For any young classical musician in Singapore , there can be no
greater honour than being invited by the Singapore Symphony Orchestra to
perform at the annual President’s Young Performers Concert, the concert
season’s traditional opener. Previous performers like violinists Chan Yoong Han
and Lee Huei Min, pianists Shane Thio and Lim Yan, conductors Darrell Ang and Tan
Kang Ming have gone on to become our musical scene’s leading lights.
This year’s invitees were three young gentlemen
who have it in them to go very far. Two 13-year-old pianists Jonathan Chua Yu
Jing and Gavin Jared Bala, both students of Raffles Institution and piano
pedagogue Benjamin Loh, shared the load of notes in Saint-Saens’s Carnival of the Animals. Through its 14
short movements, their coordination was spot on, displaying well-honed
techniques as they blended well with the orchestra.
There was even some room for comic individuality,
as they progressively upped the tempo with each repeat of the scales in the
movement parodying The Pianists, as
impatient pianists are wont to do. In The
Swan, their graceful lapping of the waters paved the way for cellist Ng Pei
Sian to shine, for which he received the loudest cheers.
The third artist, violinist Yang Shuxiang, a
graduate student at Yong Siew Toh Conservatory, gave arguably the finest solo
performance in the history of the President’s Concert series. His bright orange
shirtsleeves stood out in the sea of black coats and gowns, as the pure and
penetrating tone yielded from his 1753 Guadagnini violin carved out a swathe of
sheer beauty through Wagnerian textures in Chausson’s Poeme.
Seldom has there been a performance of such
intensity even from established concert veterans, one that grabbed the listener
by the lapels from the outset and never let go. With each sway of the body, his
narrative of the music’s ridiculously melodramatic story became ever more
vivid, and seemed ever more real. Yang is destined to become one of Singapore ’s giants of the violin.
The concert directed by SSO’s Young Associate
Conductor Darrell Ang opened with Vaughan Williams’s Overture to The Wasps,
which buzzed with great urgency from the strings before revealing a heart built
upon the ever hummable English folksong.
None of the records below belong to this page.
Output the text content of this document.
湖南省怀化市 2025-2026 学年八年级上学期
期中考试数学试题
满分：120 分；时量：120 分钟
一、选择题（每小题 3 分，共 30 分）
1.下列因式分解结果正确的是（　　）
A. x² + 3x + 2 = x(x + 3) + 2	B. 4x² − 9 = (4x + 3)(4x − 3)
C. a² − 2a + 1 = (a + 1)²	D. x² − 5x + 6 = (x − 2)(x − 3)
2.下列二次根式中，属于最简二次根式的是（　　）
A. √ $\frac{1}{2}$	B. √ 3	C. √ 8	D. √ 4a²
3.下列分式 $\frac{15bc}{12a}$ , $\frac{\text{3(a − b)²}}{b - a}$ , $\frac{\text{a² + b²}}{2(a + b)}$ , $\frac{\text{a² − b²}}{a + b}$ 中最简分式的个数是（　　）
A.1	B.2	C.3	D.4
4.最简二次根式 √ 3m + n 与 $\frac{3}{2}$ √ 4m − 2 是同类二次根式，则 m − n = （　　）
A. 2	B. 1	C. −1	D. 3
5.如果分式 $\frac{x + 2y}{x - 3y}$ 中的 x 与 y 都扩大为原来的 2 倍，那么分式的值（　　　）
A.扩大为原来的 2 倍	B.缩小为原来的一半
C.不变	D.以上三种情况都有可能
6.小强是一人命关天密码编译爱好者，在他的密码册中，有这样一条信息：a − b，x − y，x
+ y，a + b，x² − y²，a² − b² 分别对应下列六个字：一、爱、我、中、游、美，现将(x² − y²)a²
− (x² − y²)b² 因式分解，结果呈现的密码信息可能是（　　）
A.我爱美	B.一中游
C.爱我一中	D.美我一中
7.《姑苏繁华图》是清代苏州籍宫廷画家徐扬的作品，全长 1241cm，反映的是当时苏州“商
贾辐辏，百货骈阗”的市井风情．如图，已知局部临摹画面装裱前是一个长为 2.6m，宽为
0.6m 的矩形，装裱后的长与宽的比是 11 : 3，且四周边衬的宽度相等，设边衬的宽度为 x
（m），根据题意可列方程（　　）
The English thread also closed President
Tony Tan’s first concert as SSO patron, with Elgar’s Enigma Variations.
The mystery theme and first variation were taken
at a very deliberate pace, one which allowed the music’s Brahmsian
orchestration to gradually unravel. Many details were revealed, often missed in
swifter accounts, but all this worked building up arch-like to the glorious
climax of the 9th Variation, better known as Nimrod. The finale was no less arresting, its pomp and circumstance
culminating with the entry of the pipe organ. In a word, breathtaking.